Water channel and tunnel in heart of Diyarbakır
Works on the 5,000 year-old Amida Mound in the southeastern province of Diyarbakır’s historic Sur district, called “the heart of the city,” have unearthed a water channel and a tunnel, which reaches the channel. Water has been flowing through the channel for centuries.
Amida Mound, which is home to many civilizations including Hurrian and Mitanni, Urartian, Persian, Roman, Umayyad, Abbasid, Mervan, Seljuk and Artuqid, has been undergoing archaeological excavations under the leadership of Dicle University academic Professor İrfan Yıldız.
Speaking to state-run Anadolu Agency, Yıldız said the first archaeological excavations in the mound unearthed the foundations of a palace from the era of Artuqid ruler Nasreddin Mahmud al-Malik es-Salih (1200-1222) and mosaic decorations with color stones and glass cubes.

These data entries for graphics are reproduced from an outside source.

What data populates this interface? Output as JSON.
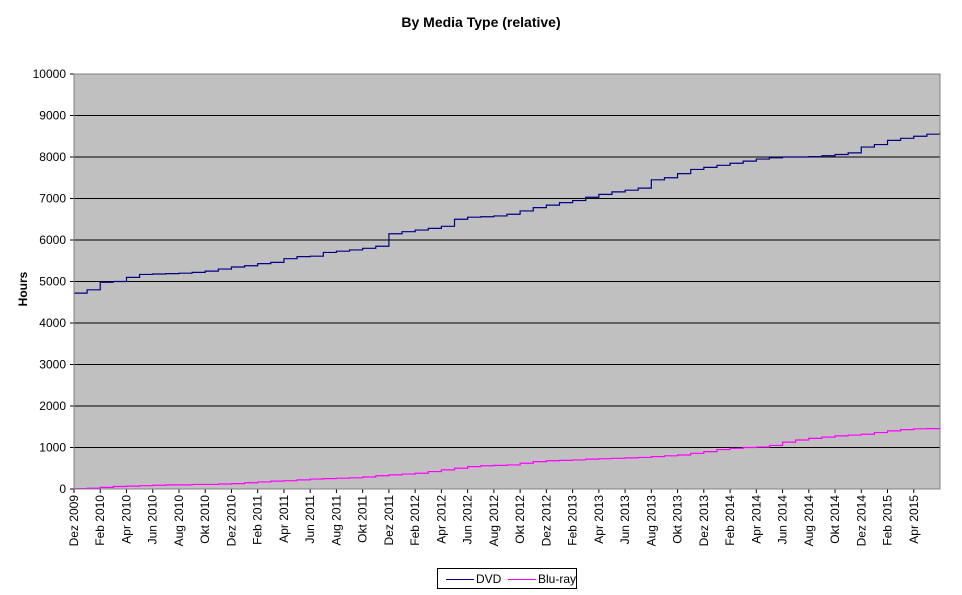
{
  "chart_data": {
    "type": "line",
    "title": "By Media Type (relative)",
    "xlabel": "",
    "ylabel": "Hours",
    "ylim": [
      0,
      10000
    ],
    "yticks": [
      0,
      1000,
      2000,
      3000,
      4000,
      5000,
      6000,
      7000,
      8000,
      9000,
      10000
    ],
    "grid": true,
    "legend_position": "bottom",
    "plot_background": "#c0c0c0",
    "x_tick_labels": [
      "Dez 2009",
      "Feb 2010",
      "Apr 2010",
      "Jun 2010",
      "Aug 2010",
      "Okt 2010",
      "Dez 2010",
      "Feb 2011",
      "Apr 2011",
      "Jun 2011",
      "Aug 2011",
      "Okt 2011",
      "Dez 2011",
      "Feb 2012",
      "Apr 2012",
      "Jun 2012",
      "Aug 2012",
      "Okt 2012",
      "Dez 2012",
      "Feb 2013",
      "Apr 2013",
      "Jun 2013",
      "Aug 2013",
      "Okt 2013",
      "Dez 2013",
      "Feb 2014",
      "Apr 2014",
      "Jun 2014",
      "Aug 2014",
      "Okt 2014",
      "Dez 2014",
      "Feb 2015",
      "Apr 2015"
    ],
    "x_range": [
      "2009-12",
      "2015-06"
    ],
    "x": [
      "2009-12",
      "2010-01",
      "2010-02",
      "2010-03",
      "2010-04",
      "2010-05",
      "2010-06",
      "2010-07",
      "2010-08",
      "2010-09",
      "2010-10",
      "2010-11",
      "2010-12",
      "2011-01",
      "2011-02",
      "2011-03",
      "2011-04",
      "2011-05",
      "2011-06",
      "2011-07",
      "2011-08",
      "2011-09",
      "2011-10",
      "2011-11",
      "2011-12",
      "2012-01",
      "2012-02",
      "2012-03",
      "2012-04",
      "2012-05",
      "2012-06",
      "2012-07",
      "2012-08",
      "2012-09",
      "2012-10",
      "2012-11",
      "2012-12",
      "2013-01",
      "2013-02",
      "2013-03",
      "2013-04",
      "2013-05",
      "2013-06",
      "2013-07",
      "2013-08",
      "2013-09",
      "2013-10",
      "2013-11",
      "2013-12",
      "2014-01",
      "2014-02",
      "2014-03",
      "2014-04",
      "2014-05",
      "2014-06",
      "2014-07",
      "2014-08",
      "2014-09",
      "2014-10",
      "2014-11",
      "2014-12",
      "2015-01",
      "2015-02",
      "2015-03",
      "2015-04",
      "2015-05",
      "2015-06"
    ],
    "series": [
      {
        "name": "DVD",
        "color": "#000080",
        "values": [
          4720,
          4800,
          4980,
          5000,
          5100,
          5170,
          5180,
          5190,
          5200,
          5220,
          5250,
          5300,
          5350,
          5380,
          5430,
          5460,
          5550,
          5600,
          5610,
          5700,
          5730,
          5760,
          5800,
          5850,
          6150,
          6200,
          6240,
          6280,
          6330,
          6500,
          6550,
          6560,
          6580,
          6620,
          6700,
          6780,
          6840,
          6900,
          6950,
          7030,
          7100,
          7160,
          7200,
          7250,
          7450,
          7500,
          7600,
          7700,
          7750,
          7800,
          7850,
          7900,
          7950,
          7980,
          8000,
          8000,
          8010,
          8030,
          8060,
          8100,
          8240,
          8300,
          8400,
          8450,
          8500,
          8550,
          8610
        ]
      },
      {
        "name": "Blu-ray",
        "color": "#ff00ff",
        "values": [
          10,
          20,
          40,
          60,
          70,
          80,
          90,
          100,
          100,
          110,
          110,
          120,
          130,
          150,
          170,
          190,
          200,
          220,
          240,
          250,
          260,
          270,
          290,
          320,
          340,
          360,
          380,
          420,
          460,
          500,
          540,
          560,
          570,
          580,
          620,
          660,
          680,
          690,
          700,
          720,
          730,
          740,
          750,
          760,
          780,
          800,
          820,
          860,
          900,
          950,
          980,
          1000,
          1010,
          1050,
          1130,
          1180,
          1220,
          1250,
          1280,
          1300,
          1320,
          1360,
          1400,
          1430,
          1450,
          1455,
          1460
        ]
      }
    ]
  }
}
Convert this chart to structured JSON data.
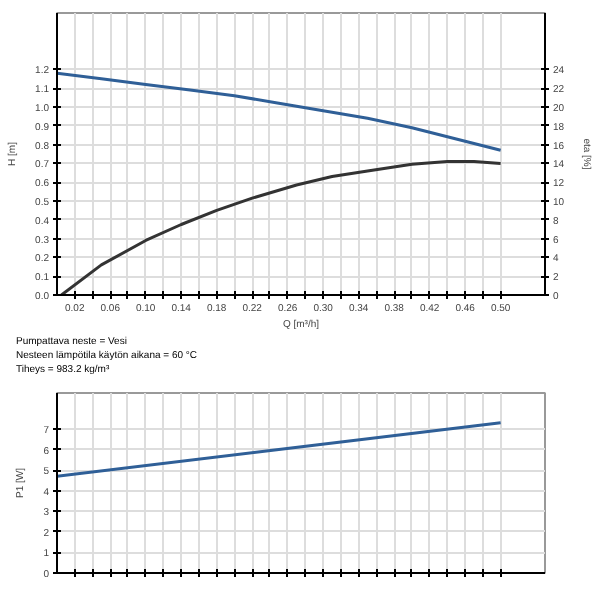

Yıldız said since the region was in the military area and the property belonged to the municipality, no excavations have been carried out since that date, and that they started excavations two months ago upon the decision of the Culture and Tourism Ministry.
A water channel passing through the mound and a tunnel reaching the canal were found on the northwest side of İçkale entrance during the studies, he said. The tunnel was not recognized because it was closed at the front, he added.
The professor noted that written sources and travelers mentioned the existence of a large source of water in İçkale, adding that this water was transferred to the Artuqid Palace through a system that raises the water upward.
Water was transferred from there to the Süleyman Mosque and a few neighborhoods around in İçkale, he said.
“The length of the tunnel is about 30 meters but we do not know how long the water channel is. That feature of the channel will be revealed during detailed studies. As the current excavation mostly involved the Artuqid Palace, we only carried out a survey in the canal and tunnel,” said Yıldız.
The palace was used as a science and cultural center in the Artuqid period, and the famous Islamic scholar Ismail al-Jazari performed pioneering works there, which have led to the current automation systems, cybernetics and robotic science, he said.
İçkale, where the mound is located, was one of the first places where Islam began in Anatolia and 27 companions fell martyrs during the city’s conquest, said the professor.
The walls around the Artuqid Palace were built in the Roman era, he said.